L’Afrique subsaharienne connaît une progression spectaculaire dans l’usage des cryptos, avec une hausse de 52 % des volumes de transactions en un an. Ce dynamisme, nourri par des contextes économiques instables, traduit une mutation profonde des usages monétaires sur le continent.
Un marché en pleine ébullition, malgré un poids global limité
Entre juillet 2024 et juin 2025, la région subsaharienne a enregistré 205 milliards de dollars de transactions en cryptos, selon une étude dévoilée le 10 septembre par Chainalysis, société de référence en analyse blockchain. Cette performance représente une hausse de 52 % par rapport à l’année précédente.
Avec cette progression, l’Afrique subsaharienne se hisse au troisième rang mondial derrière l’Asie-Pacifique et l’Amérique latine. Mais le contraste demeure, car ces volumes ne représentent encore que 2 % du total mondial.
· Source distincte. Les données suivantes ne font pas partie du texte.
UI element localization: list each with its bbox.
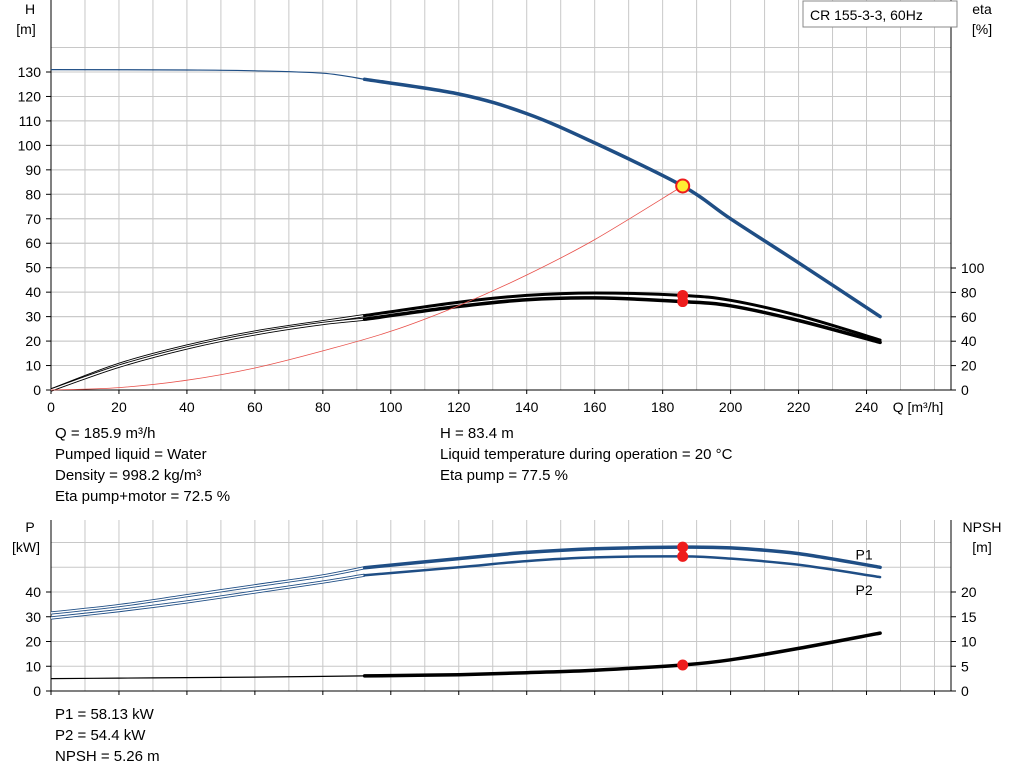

Selon Chainalysis, cette dynamique repose sur des facteurs structurels : inflation élevée, difficultés d’accès au dollar et taux élevé de non-bancarisation. Des conditions qui poussent particuliers et entreprises à explorer des solutions financières alternatives.
Le Nigeria en tête
« Le Nigeria domine largement les échanges, avec plus de 92,1 milliards de dollars enregistrés sur un an », indique le rapport. C’est près de trois fois plus que l’Afrique du Sud, deuxième du classement régional. L’Éthiopie, le Kenya et le Ghana complètent le top 5.
L’inflation persistante, la dévaluation du naira en mars 2025, et les restrictions d’accès aux devises étrangères ont favorisé l’adoption rapide des cryptos. Le bitcoin (BTC) et les stablecoins sont devenus des outils d’épargne et de couverture.
Dans ce contexte, le bitcoin conserve une position dominante, représentant 89 % des achats au Nigeria et 74 % en Afrique du Sud. Il est à la fois utilisé comme réserve de valeur et porte d’entrée vers l’écosystème crypto.
Des usages multiples portés par l’inclusion financière et le commerce
Un autre aspect souligné par Chainalysis concerne l’essor des transactions de faible montant, indicateur fort d’un usage populaire. 8 % des transferts en Afrique subsaharienne sont inférieurs à 10 000 dollars, contre 6 % dans le reste du monde.
Ce chiffre reflète une adoption ancrée dans le quotidien des utilisateurs. L’étude rappelle que malgré l’essor de l’argent mobile, une part importante de la population adulte demeure non bancarisée, notamment en zones rurales. Dans ces environnements, les cryptos remplissent un vide laissé par les institutions financières traditionnelles.
Du côté des entreprises, l’usage s’intensifie également. Au Nigeria et en Afrique du Sud, les exchanges B2B utilisent de plus en plus les stablecoins pour les paiements internationaux, notamment avec l’Asie et le Moyen-Orient. En Afrique du Sud, le cadre réglementaire avancé a permis à plusieurs institutions d’expérimenter la conservation ou l’émission de stablecoins, à l’image d’Absa Bank, engagée dans le développement de produits crypto.
Une transformation structurelle en cours
La progression des cryptos en Afrique subsaharienne ne se limite pas à une mode passagère. Elle traduit une transformation profonde des mécanismes d’échange, d’épargne et de commerce, dans un environnement souvent marqué par l’instabilité monétaire.
« L’Afrique subsaharienne devient un terrain d’expérimentation pour tester l’utilité réelle des cryptos », souligne Chainalysis. Cependant, le chemin reste long. La part de la région dans les volumes mondiaux reste faible. Les défis réglementaires, l’accès aux infrastructures numériques et la protection des utilisateurs doivent encore être relevés.
Mais les signaux sont clairs. Les cryptos en Afrique prennent racine. Et dans un monde où la finance décentralisée cherche encore ses cas d’usage réels, le continent pourrait bien fournir les exemples les plus concrets.